Fotograf Magazine

Bibliophile Edition Of Reproductions Of František Drtikol

In 2001, Stanislav Doležal founded Svět Publishers, with the purpose of bringing out the legacy of František Drtikol (1883-1961). The photograp­her’s present album was preceded by Journals and Letters 1914-1918, Dedicated to Eliška Janska (2001), Spiritual Journey (2004), and Eyes Wide Open (2002). Aside from Czech, the latter (i.e., the artists pedago­gical legacy) comes out simultaneously in English, German and French versions. All these volumes have in common outstanding graphic design and bookbinding. If with the first and second of the above-mentioned books a mere hundred copies were issued as numbered prints, the present book is a bibliophile edition exclusively (the work of designer Radana Lencova).

With a print run of 300 copies, the fine 250 g paper was processed in such a way as to evoke the tarnish of the unique sheets of the photographer’s own work. The format, 200 x 323 mm, corresponds to the original. Although the publisher strove to correct this edition “in such a way that one could enter into the spiritual dimension of the original,” as he writes in the introduction, still the 973 photographs reproduced here do not strike one with a fake patina (even though time has certainly marked their tonality), as they were printed into slots in black-and-white duplex format.

Drtikol’s work album was created in such a way that he reproduced his positives on glass plates (mostly in 120 x 163 mm format). He would copy about four to ten images at once. He would then cut apart the contact sheets and group them according to their nature or theme. Thus on the first three sheets inscribed “Calavas” he pasted 5, 13 and 12 reproductions, approx. 55 x 45 mm in size. (Calavas is the surname of a French publisher, who was preparing Drtikol’s first bibliophile edition for two years beginning in the fall of 1927, a date also coinciding with Drtikol starting his workbook). The ensuing sixty-five sheets were gra­dually filled, and the manuscript notes proliferated Nana with a hoop”, “for the pharmacist”, etc.).

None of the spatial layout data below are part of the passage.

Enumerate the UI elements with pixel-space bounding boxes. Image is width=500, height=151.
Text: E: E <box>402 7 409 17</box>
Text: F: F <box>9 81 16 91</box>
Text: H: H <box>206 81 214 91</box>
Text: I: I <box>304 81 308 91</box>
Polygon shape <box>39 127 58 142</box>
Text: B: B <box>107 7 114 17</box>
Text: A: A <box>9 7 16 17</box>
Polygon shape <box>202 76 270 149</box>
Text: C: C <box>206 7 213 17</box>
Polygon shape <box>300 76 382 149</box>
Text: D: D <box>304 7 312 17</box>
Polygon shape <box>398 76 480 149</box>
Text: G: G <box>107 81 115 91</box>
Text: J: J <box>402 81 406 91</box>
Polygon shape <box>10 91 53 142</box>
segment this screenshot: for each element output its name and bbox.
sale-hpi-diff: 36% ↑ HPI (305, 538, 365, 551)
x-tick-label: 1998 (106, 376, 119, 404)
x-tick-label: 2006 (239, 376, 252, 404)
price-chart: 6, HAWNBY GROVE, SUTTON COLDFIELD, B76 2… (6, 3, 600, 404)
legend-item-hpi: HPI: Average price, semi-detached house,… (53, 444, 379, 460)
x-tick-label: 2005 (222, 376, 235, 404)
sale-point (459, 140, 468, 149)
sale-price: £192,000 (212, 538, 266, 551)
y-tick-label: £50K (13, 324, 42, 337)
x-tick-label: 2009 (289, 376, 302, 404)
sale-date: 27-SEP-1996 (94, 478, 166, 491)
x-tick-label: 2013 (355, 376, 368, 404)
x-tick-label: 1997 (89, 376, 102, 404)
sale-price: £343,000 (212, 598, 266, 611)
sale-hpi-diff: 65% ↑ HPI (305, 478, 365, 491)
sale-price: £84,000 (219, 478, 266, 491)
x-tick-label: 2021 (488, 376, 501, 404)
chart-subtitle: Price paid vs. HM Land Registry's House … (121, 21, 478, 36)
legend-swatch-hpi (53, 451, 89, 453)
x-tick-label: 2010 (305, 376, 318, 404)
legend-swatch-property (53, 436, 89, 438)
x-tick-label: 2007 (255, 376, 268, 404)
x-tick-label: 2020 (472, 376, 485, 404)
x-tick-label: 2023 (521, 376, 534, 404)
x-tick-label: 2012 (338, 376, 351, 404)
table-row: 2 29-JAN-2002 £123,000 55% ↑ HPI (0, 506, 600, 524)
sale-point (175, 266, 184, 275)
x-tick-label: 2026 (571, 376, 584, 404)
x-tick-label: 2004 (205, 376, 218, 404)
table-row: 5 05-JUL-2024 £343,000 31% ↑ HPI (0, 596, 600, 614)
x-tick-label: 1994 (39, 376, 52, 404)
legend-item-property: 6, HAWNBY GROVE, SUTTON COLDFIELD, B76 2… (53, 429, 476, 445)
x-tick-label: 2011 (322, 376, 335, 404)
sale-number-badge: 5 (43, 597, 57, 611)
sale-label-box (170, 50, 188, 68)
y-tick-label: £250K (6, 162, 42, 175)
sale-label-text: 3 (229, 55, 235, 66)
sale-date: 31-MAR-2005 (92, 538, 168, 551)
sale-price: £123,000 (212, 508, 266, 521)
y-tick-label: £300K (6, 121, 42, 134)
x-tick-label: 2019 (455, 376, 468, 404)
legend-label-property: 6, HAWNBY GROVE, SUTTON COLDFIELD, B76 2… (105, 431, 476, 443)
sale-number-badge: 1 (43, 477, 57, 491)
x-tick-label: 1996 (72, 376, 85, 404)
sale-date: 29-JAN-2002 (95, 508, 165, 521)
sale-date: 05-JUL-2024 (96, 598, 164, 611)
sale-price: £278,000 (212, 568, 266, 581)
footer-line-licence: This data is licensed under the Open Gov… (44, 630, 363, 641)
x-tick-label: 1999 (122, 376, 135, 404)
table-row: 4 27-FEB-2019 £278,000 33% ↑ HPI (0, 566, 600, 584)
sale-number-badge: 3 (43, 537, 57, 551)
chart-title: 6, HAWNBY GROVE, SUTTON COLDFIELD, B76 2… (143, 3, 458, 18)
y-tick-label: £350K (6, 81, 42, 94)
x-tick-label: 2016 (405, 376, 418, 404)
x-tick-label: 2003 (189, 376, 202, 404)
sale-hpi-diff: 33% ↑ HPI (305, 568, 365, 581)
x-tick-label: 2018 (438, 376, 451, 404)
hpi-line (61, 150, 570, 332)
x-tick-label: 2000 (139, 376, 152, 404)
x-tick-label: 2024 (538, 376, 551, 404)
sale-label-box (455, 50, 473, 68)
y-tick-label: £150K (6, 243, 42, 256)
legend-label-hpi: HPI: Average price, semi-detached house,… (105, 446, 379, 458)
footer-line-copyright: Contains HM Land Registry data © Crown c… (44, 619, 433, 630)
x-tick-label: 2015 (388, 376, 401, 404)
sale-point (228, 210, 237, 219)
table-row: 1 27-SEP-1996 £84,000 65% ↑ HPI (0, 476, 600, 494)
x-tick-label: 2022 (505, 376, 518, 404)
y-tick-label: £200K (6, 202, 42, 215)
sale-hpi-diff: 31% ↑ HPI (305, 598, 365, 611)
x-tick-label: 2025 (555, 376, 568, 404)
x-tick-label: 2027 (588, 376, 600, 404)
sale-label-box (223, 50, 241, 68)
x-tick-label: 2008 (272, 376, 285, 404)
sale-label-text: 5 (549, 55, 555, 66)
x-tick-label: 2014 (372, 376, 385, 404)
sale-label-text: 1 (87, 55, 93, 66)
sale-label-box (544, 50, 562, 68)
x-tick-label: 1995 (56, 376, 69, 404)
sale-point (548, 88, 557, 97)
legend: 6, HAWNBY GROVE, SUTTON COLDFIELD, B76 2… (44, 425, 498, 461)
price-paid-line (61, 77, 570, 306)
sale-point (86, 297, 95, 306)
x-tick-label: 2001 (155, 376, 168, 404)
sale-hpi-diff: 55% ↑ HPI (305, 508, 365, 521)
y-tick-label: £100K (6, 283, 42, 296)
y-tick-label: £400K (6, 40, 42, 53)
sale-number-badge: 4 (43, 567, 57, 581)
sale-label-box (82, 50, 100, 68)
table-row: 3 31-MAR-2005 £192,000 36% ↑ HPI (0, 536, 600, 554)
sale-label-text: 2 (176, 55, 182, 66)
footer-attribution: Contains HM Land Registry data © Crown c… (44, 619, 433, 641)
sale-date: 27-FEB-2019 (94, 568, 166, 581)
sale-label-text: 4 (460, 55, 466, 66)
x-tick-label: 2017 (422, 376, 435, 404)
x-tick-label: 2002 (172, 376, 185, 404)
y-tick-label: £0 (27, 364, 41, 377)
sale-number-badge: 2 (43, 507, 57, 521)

The art historian Anna Farova, who some time ago received the album from the photographer’s estate and eventually donated it to the collections of the Museum of Decorative Arts in Prague, contributed the second of the two introductory essays. She writes here that the contacts of reproductions on numbered pages were created chiefly in the late 1920s, whereas the sheets “A” to “If date to the mid-1930s, when the artist had already dispensed with live models. The album makes but sporadic recourse to early work.

Since this is exclusively Drtikol’s independent work, the workbook is a remarkable glossary of ideas and explorations in the artists final decade working as a photographer. Take for example the series featuring the cover motif of both the Czech and English monographs on Drtikol (Birgus V Praha: KANT 2000): images accompanying Trny (Thorns, 1927) have so many phases as to make them look like they portray a falling figure… Yet the album could very well meet the purposes of research in an electronic format.

The observation of the “spiritual dimension of the original” depends entirely on the faithfulness of reproduction to the original photographs. If the project at hand was not another Drtikol monograph, it is natural that the unique prints from large studio plates that the artist would put on display were not scanned for pre-printing purposes. It is nonetheless a pity that the publishers did not at least scan the illustrations from smaller plates of reproductions, the semi-finished product of the working album. For these were also donated by Anna Farova to the same museum; and would be particularly suitable for the quality of relay optical information of Drtikol’s prints. If each page was printed using two separate printing technologies, production had to involve montage anyway. It is a paradox: what is ultimately more faithfully evoked in the final book is not the black-and-white duplex prints of the photographs that are the focus of the publication, but instead the full-color patina of the background with Drtikol’s simplistic sketches of twenty shots, of which the artist did not have reproductions.